Jindra, M. - Presenter, The Ohio State University
Ghaffari, S., The Pennsylvania State University
Chowdhury, R., Harvard Medical School
Luke, T., The University of Wisconsin-Madison
Maranas, C. D., The Pennsylvania State University
Pfleger, B., University of Wisconsin-Madison
Enzymes which perform industrially relevant chemistry can provide selectivity otherwise difficult to achieve from chemical synthesis or agriculture. Engineering the acyl-ACP thioesterase in fatty acid biosynthesis has proven an effective approach to tailor the fatty acid distribution toward C8, C10, and C12 products.
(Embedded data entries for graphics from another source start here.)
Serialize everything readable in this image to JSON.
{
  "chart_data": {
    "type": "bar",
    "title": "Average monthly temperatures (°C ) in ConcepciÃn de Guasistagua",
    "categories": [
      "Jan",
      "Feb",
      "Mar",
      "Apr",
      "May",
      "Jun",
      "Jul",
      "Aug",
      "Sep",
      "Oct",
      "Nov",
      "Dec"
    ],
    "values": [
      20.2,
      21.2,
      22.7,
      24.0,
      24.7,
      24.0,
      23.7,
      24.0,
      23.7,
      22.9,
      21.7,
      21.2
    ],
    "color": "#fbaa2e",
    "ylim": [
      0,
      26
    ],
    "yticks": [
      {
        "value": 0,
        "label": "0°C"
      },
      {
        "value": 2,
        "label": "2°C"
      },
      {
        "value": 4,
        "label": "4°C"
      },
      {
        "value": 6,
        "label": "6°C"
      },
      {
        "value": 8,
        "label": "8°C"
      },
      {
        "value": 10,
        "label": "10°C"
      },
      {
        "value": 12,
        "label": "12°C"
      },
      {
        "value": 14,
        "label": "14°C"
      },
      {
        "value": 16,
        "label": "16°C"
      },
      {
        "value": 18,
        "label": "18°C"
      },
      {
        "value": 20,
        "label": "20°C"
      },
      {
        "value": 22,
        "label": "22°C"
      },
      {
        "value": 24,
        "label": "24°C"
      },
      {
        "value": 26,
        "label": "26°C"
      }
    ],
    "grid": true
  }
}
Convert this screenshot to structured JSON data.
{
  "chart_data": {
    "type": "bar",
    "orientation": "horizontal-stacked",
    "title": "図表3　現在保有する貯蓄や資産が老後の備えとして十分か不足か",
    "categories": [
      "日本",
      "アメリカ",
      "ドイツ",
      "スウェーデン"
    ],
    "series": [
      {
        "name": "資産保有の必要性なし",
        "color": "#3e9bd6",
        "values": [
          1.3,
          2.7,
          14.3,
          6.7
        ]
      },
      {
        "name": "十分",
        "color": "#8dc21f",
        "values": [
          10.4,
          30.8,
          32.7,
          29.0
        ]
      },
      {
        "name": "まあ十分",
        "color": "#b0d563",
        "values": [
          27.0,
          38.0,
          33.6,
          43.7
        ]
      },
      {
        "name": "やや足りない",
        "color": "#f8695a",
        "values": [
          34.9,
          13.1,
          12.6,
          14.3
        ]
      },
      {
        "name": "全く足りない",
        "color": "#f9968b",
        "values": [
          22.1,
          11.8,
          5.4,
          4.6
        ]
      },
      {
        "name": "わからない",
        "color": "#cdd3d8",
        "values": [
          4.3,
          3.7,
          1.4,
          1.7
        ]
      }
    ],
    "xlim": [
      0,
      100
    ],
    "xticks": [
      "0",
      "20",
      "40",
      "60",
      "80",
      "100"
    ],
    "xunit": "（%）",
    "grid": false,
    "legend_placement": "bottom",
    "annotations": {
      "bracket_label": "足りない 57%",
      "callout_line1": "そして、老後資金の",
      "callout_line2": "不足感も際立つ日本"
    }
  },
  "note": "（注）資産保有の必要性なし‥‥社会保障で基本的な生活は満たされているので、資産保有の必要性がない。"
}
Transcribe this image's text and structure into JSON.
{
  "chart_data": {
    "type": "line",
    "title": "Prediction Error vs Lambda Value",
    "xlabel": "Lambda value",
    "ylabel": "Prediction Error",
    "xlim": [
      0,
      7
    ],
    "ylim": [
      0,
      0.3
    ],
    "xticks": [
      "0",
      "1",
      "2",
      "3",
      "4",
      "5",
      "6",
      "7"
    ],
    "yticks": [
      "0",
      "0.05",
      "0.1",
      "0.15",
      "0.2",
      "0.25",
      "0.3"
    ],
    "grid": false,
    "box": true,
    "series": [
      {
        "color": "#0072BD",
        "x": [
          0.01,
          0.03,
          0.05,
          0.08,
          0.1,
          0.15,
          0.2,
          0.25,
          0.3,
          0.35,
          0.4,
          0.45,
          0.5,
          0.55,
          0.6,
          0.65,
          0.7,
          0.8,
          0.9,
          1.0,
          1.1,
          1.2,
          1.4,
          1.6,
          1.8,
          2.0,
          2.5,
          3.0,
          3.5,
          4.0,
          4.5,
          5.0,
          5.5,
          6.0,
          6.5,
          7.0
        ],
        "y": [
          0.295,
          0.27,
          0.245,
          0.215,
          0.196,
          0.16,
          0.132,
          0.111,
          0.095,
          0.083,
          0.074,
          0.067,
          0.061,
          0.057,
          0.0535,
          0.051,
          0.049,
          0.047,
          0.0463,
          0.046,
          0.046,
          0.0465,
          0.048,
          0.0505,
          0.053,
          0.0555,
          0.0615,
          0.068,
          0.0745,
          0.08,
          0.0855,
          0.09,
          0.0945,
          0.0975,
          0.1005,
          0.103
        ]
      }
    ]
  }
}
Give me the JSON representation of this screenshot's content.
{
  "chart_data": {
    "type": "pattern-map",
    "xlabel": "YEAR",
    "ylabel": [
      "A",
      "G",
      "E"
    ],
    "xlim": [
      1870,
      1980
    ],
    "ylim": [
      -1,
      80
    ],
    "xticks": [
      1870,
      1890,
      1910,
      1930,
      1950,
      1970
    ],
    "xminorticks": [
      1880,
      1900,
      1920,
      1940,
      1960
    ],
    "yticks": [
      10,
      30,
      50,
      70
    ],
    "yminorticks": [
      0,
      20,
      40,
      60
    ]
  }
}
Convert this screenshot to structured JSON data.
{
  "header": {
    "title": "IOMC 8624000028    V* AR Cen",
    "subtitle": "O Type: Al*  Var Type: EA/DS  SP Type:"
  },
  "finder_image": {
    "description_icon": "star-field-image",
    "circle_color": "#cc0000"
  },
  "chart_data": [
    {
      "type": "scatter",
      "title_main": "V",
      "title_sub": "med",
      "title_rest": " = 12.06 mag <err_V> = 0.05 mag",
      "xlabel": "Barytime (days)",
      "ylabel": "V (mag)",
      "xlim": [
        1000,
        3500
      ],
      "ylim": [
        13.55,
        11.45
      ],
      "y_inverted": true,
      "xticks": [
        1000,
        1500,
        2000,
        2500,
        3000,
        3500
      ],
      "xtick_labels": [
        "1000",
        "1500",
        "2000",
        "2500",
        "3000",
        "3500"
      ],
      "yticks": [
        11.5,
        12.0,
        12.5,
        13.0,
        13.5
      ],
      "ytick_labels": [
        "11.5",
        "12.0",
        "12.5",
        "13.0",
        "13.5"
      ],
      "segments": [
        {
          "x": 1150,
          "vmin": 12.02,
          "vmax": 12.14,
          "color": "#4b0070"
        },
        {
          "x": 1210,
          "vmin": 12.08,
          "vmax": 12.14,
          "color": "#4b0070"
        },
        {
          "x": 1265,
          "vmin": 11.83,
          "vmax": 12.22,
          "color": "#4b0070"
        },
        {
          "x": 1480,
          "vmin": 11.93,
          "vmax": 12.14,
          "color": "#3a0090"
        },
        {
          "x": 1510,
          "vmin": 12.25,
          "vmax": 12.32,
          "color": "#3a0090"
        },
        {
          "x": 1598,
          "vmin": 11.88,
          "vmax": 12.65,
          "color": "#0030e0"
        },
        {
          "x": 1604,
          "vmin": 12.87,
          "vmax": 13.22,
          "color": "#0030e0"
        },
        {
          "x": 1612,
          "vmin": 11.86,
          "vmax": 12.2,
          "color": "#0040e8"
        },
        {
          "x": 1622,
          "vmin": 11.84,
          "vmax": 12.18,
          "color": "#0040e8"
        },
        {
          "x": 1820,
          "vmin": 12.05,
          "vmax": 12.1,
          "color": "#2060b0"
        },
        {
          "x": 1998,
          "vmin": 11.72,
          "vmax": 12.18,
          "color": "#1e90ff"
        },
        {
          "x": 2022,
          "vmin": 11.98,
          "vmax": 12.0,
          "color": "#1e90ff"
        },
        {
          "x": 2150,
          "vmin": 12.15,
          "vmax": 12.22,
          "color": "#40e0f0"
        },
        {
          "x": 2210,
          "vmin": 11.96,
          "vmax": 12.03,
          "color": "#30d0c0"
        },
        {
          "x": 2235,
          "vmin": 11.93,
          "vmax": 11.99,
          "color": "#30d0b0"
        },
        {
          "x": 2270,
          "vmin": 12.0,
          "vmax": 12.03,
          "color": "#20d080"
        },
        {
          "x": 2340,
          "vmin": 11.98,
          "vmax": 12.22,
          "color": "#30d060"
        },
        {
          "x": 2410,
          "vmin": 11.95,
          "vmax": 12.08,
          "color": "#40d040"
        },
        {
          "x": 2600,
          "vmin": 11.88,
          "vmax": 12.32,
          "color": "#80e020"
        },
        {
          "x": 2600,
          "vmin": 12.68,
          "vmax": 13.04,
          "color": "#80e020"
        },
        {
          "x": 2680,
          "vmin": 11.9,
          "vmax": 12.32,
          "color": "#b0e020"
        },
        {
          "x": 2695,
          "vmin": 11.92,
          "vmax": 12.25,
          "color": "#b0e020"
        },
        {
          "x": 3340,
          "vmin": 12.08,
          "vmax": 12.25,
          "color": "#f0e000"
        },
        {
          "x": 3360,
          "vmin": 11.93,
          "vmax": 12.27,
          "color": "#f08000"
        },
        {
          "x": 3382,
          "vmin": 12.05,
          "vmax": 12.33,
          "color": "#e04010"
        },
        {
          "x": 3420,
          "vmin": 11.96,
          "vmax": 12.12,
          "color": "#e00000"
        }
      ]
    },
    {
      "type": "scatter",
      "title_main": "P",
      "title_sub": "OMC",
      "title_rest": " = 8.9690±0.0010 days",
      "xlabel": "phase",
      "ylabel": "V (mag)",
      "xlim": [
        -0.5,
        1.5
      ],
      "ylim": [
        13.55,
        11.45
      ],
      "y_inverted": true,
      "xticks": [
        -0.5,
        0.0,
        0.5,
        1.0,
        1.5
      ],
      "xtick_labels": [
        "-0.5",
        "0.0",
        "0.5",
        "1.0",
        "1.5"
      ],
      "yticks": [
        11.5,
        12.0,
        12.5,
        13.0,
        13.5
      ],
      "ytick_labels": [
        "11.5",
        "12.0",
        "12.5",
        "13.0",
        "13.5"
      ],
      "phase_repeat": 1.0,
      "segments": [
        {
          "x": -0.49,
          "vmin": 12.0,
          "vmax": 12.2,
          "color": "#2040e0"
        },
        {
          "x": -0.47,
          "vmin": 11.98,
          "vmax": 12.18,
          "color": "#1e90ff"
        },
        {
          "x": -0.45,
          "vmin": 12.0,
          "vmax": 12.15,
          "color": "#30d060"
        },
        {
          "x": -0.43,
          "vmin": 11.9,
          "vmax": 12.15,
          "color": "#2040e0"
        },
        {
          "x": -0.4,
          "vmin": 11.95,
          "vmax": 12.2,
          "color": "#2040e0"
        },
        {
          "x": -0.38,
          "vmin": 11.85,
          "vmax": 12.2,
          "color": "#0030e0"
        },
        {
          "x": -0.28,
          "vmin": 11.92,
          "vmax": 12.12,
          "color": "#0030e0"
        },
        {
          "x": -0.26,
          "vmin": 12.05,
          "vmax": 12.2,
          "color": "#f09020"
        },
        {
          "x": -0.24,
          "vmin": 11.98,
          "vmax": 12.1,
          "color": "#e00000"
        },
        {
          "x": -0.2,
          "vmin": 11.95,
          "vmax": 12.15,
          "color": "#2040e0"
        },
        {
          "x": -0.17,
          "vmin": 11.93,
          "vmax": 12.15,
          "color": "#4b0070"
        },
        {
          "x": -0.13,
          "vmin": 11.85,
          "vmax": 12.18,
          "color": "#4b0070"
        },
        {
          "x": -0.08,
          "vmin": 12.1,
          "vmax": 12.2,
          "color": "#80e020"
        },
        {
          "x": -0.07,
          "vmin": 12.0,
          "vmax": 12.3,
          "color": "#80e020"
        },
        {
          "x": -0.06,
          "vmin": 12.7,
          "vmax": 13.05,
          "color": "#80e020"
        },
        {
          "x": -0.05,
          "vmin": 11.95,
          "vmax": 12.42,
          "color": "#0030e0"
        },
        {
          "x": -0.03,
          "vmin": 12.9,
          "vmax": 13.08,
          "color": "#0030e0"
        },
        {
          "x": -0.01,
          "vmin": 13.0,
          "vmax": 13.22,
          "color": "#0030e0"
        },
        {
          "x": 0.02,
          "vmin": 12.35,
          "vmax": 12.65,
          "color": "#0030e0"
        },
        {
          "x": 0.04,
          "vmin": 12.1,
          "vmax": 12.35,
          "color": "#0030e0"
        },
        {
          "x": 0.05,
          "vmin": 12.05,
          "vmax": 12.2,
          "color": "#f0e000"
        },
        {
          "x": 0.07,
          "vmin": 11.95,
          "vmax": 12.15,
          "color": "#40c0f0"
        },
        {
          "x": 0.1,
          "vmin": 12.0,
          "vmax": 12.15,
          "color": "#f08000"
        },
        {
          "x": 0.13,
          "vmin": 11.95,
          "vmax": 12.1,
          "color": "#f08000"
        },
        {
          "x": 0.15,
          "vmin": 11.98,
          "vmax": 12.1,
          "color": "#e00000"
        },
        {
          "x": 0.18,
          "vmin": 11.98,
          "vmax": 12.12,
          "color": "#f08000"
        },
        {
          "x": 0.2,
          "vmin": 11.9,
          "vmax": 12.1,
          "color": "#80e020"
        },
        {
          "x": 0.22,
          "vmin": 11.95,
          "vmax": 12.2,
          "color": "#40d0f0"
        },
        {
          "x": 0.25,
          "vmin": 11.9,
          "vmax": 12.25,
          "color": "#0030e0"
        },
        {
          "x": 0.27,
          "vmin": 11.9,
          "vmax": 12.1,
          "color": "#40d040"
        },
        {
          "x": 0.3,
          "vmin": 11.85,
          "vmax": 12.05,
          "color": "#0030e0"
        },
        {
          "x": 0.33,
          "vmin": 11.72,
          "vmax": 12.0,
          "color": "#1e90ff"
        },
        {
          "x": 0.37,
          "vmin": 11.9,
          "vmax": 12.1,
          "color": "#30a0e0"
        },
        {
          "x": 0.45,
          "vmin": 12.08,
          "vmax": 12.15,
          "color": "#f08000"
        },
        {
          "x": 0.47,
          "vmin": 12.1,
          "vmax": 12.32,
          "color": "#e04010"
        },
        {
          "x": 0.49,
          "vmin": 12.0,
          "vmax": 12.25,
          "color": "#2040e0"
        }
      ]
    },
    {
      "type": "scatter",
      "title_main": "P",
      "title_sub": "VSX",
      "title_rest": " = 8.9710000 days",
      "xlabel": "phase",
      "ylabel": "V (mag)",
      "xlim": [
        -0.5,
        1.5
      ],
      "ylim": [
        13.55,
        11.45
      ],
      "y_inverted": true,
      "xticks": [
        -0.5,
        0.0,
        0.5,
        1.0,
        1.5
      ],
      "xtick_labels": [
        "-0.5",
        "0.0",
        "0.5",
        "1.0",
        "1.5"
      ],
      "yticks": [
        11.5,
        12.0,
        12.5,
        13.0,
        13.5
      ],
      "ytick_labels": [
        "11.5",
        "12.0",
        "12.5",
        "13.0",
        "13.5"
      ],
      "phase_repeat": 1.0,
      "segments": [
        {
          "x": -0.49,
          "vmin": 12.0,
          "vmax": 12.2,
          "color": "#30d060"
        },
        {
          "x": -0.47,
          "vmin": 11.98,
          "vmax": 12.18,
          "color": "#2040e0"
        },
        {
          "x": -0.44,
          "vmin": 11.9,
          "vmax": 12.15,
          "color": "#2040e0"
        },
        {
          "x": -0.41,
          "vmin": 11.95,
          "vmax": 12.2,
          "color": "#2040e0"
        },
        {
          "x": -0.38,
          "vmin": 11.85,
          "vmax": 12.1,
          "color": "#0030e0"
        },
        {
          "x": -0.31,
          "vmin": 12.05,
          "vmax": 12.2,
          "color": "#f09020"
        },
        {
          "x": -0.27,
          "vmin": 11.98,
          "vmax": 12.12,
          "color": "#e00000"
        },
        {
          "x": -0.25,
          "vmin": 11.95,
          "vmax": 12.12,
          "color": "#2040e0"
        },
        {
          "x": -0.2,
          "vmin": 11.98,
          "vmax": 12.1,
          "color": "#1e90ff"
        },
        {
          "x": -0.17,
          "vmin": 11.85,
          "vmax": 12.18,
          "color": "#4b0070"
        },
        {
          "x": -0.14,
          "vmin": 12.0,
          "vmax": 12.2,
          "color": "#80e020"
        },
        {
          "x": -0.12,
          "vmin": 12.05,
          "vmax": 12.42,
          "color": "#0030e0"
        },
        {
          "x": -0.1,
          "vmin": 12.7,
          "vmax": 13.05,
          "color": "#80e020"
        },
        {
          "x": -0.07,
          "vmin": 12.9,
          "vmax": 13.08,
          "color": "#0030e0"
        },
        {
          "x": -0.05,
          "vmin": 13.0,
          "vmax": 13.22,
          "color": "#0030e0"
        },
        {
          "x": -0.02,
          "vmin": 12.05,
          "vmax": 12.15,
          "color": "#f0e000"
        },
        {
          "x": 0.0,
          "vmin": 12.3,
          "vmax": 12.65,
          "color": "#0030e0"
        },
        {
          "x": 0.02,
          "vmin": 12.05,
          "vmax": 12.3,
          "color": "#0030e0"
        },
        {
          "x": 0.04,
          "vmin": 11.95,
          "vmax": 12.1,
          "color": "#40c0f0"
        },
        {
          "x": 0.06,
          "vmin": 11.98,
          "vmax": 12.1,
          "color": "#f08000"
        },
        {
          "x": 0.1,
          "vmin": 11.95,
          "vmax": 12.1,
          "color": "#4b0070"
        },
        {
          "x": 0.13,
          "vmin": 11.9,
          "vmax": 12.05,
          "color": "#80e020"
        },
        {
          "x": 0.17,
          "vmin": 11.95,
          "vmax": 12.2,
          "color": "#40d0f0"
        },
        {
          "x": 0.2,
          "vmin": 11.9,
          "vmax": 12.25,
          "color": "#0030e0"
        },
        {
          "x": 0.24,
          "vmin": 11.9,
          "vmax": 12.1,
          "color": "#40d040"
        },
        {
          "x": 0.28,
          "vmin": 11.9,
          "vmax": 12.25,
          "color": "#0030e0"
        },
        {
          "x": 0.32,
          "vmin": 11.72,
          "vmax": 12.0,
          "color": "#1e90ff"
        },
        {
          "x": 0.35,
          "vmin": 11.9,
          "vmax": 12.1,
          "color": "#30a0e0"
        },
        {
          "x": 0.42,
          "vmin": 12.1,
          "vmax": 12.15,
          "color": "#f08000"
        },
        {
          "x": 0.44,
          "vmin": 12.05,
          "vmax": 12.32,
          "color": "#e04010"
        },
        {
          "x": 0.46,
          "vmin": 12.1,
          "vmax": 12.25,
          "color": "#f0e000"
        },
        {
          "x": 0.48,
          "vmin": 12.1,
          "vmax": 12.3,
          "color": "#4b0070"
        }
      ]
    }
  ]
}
To date, engineering of acyl-ACP thioesterases with a preference for the corresponding medium-chain substrates has been successful with directed evolution and rational mutagenesis techniques. However, fundamental understanding of the factors driving thioesterase chain-length selectivity remains elusive. Here, we apply a computational method to tune substrate binding and explore the sequence-structure-function relationships of an acyl-ACP thioesterase from Umbellularia californica. We used the Iterative Protein Redesign and Optimziation (IPRO) algorithm to computationally design thioesterase variants with improved in silico binding to C8, C10, and C12 substrates. The pre-screened thioesterase variants were transformed in an Escherichia coli fatty acid production strain to test for changes in fatty acid chain-length distribution from the wild type thioesterase. In this talk, I will describe how we navigated through the design, build, and test cycle to enhance the learnings from each round of mutagenesis.